As the country recovers from a recession, workplaces are moving forward in new ways with new rules. Changes are afoot from how our offices look to who runs them and what equipment will be used. BalanceGal LLC looks at the trends seen in 2012 and what to expect in 2013:

• Employee engagement. There’s no polite way to say it — workers have had it. In 2012 we lost our happy-to-have a job mindset and now we want appreciation. For some of us it’s been a few years since we’ve had a raise or bonus. An October survey by by MSW Research and Dale Carnegie Training found only a mere 29 percent of employees are fully engaged. Experts say if our employers want us more engaged, they need to boost our confidence in senior management and look for ways to reward us. “Companies are going to have to decide, do we want to invest in our people again?” says John Hollon, vice president for editorial at TLNT.com, which follows workplace trends. “They will need to reconnect with workers in ways haven’t had to worry about for about 5 years now.”

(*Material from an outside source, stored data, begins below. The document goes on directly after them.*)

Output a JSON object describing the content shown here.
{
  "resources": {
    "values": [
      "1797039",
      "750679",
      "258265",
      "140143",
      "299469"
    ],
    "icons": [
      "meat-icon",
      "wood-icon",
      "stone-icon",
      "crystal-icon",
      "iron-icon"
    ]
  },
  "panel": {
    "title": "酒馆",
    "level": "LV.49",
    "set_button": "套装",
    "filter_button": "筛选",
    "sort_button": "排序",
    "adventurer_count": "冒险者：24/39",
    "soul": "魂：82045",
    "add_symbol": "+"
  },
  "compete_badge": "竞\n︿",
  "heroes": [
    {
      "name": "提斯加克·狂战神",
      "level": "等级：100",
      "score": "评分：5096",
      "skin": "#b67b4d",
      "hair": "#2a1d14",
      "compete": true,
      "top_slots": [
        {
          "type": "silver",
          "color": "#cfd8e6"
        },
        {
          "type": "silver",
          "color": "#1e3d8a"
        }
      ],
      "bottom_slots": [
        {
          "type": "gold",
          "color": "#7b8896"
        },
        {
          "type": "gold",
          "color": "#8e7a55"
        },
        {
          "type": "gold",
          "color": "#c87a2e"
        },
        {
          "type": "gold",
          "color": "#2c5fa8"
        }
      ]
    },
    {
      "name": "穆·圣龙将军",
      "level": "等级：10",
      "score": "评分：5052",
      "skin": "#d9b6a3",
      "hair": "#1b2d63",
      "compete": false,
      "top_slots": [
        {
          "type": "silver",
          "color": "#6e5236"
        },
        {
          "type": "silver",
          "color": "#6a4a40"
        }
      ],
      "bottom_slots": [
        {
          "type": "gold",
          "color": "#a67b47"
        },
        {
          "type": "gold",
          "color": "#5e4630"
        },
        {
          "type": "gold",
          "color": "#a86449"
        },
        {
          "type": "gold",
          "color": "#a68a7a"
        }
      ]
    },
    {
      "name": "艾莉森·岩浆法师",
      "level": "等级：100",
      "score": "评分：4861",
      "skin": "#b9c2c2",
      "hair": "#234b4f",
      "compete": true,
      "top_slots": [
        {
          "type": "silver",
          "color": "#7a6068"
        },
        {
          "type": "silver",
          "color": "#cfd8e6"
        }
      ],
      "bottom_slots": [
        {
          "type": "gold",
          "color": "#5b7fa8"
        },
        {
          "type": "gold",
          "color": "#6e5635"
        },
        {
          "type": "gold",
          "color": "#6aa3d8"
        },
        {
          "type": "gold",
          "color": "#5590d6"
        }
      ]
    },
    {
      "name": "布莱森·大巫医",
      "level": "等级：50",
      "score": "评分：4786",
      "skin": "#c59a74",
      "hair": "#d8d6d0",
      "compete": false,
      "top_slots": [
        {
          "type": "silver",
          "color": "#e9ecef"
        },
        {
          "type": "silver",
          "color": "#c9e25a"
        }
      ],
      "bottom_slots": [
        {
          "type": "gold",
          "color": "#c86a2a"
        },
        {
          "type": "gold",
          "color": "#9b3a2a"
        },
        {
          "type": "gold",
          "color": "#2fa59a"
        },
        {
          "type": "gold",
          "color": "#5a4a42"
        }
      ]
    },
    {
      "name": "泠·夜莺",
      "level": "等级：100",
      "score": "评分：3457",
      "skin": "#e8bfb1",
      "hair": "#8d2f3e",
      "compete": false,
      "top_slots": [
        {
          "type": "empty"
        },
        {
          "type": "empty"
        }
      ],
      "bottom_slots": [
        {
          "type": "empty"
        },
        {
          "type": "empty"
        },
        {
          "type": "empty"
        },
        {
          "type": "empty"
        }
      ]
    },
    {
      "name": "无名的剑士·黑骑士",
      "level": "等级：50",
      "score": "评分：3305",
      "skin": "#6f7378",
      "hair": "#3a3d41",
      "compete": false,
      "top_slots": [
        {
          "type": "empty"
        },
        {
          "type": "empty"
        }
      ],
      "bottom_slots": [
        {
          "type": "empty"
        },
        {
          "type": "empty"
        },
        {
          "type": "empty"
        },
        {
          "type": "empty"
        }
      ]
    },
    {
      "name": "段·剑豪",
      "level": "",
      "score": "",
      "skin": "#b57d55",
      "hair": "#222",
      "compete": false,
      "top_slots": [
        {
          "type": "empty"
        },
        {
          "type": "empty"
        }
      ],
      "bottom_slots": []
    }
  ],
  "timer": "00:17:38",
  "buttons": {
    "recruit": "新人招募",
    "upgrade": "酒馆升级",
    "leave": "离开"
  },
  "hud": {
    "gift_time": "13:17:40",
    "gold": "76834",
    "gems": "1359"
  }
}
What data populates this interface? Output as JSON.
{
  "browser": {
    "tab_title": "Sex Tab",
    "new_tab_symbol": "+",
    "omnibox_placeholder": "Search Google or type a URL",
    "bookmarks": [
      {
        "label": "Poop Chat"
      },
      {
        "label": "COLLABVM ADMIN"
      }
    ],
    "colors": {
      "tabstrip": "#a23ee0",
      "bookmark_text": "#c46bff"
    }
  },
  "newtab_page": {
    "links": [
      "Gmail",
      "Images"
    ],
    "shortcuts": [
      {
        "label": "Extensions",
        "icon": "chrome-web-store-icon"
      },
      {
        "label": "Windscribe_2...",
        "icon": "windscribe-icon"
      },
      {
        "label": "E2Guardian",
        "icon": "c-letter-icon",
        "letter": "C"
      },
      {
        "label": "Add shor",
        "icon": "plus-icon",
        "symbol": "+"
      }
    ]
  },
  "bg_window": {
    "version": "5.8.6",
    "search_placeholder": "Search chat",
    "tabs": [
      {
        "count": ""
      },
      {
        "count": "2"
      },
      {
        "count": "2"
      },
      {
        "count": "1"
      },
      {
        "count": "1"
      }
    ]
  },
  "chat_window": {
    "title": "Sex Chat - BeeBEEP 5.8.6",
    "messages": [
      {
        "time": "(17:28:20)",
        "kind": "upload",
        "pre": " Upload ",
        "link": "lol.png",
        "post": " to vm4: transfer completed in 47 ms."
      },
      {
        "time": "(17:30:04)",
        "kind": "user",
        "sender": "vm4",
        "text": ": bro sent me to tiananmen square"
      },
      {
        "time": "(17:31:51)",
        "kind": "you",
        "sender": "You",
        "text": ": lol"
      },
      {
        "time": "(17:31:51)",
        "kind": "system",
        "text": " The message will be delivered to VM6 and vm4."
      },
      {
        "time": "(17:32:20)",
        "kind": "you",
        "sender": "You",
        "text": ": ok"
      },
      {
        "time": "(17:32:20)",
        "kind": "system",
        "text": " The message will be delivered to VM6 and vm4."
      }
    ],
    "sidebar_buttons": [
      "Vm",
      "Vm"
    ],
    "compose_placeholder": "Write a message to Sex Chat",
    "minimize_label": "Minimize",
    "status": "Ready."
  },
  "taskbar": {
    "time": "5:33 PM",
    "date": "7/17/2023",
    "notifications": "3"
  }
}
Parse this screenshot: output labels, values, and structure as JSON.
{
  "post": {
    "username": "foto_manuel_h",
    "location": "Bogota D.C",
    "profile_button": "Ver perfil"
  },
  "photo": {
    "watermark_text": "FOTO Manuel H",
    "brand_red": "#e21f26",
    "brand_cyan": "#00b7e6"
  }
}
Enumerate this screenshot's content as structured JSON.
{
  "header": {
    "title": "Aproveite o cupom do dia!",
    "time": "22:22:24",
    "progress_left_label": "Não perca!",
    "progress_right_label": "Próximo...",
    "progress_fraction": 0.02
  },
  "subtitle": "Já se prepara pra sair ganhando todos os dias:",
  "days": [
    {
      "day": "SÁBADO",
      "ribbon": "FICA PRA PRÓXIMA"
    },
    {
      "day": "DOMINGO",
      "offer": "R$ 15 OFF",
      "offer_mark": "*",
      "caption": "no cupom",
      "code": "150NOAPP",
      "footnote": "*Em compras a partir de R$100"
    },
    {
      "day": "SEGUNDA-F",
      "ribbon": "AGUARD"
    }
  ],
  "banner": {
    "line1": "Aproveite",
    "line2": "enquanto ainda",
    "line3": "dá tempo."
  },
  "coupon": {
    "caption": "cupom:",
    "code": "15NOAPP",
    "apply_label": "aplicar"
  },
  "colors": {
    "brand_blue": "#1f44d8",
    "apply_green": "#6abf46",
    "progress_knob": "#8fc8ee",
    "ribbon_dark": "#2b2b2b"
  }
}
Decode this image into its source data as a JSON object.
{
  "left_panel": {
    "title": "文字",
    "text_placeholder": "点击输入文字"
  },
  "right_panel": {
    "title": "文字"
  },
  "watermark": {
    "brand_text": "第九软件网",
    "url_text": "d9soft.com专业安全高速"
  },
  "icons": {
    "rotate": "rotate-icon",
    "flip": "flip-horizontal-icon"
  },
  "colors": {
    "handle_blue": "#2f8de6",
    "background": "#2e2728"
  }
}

• Top performers are lifelong learners. It hasn’t been easy, but American workers finally realize we need to take control of our careers. Most companies cut way back on training and on education reimbursement at the same time we discovered a need to add to our skills toolbox. Being the top sales person, or even the best doctor now means we have to keep up with new technology, trends and approaches and we have to do it on our own time and our own dime.

• Social media at work is a complicated mix. Through social media, companies now have an amazing way to market their handbags or food delivery services. But this new outlet for driving sales is also driving management crazy. As American workers turned to Facebook and Twitter to rant about cheap bosses or snotty customers, we saw employees getting fired and employers getting sued. Meanwhile labor lawyers are busy drafting social media policies for companies trying to protect themselves by letting workers know what’s acceptable. The rise of social media in the workplace isn’t likely to slow and employers will have to prepare themselves for the benefits — and the hazards.

• Flexibility is king. Sure we want to be paid well. But more importantly, we want to know that our employers “get it.” We want the day-to-day flexibility in how, when and where we work to better manage our lives. This year, we even saw reports that claim almost half of all workers would give up some of their salary to get more flexibility. We also saw smart employers of all sizes begin to position flexible work as part of their culture. Guillermo Rotman, president of Regus Americas, predicts more businesses will offer their employees flexible work options going forward, particularly as technology untethers us from our desks.

• We’ve got to get up. This was a breakthrough year in understanding how we work affects our health. Sitting at our desks, staring at a screen all day is making us fat and unhealthy. We saw a new pressure on employers to encourage workplace heath initiatives and pay more attention to physical activity at work. And we’ve realized we need to work differently, to get up and move around because mini-breaks, just one minute long throughout the day, can actually make a difference.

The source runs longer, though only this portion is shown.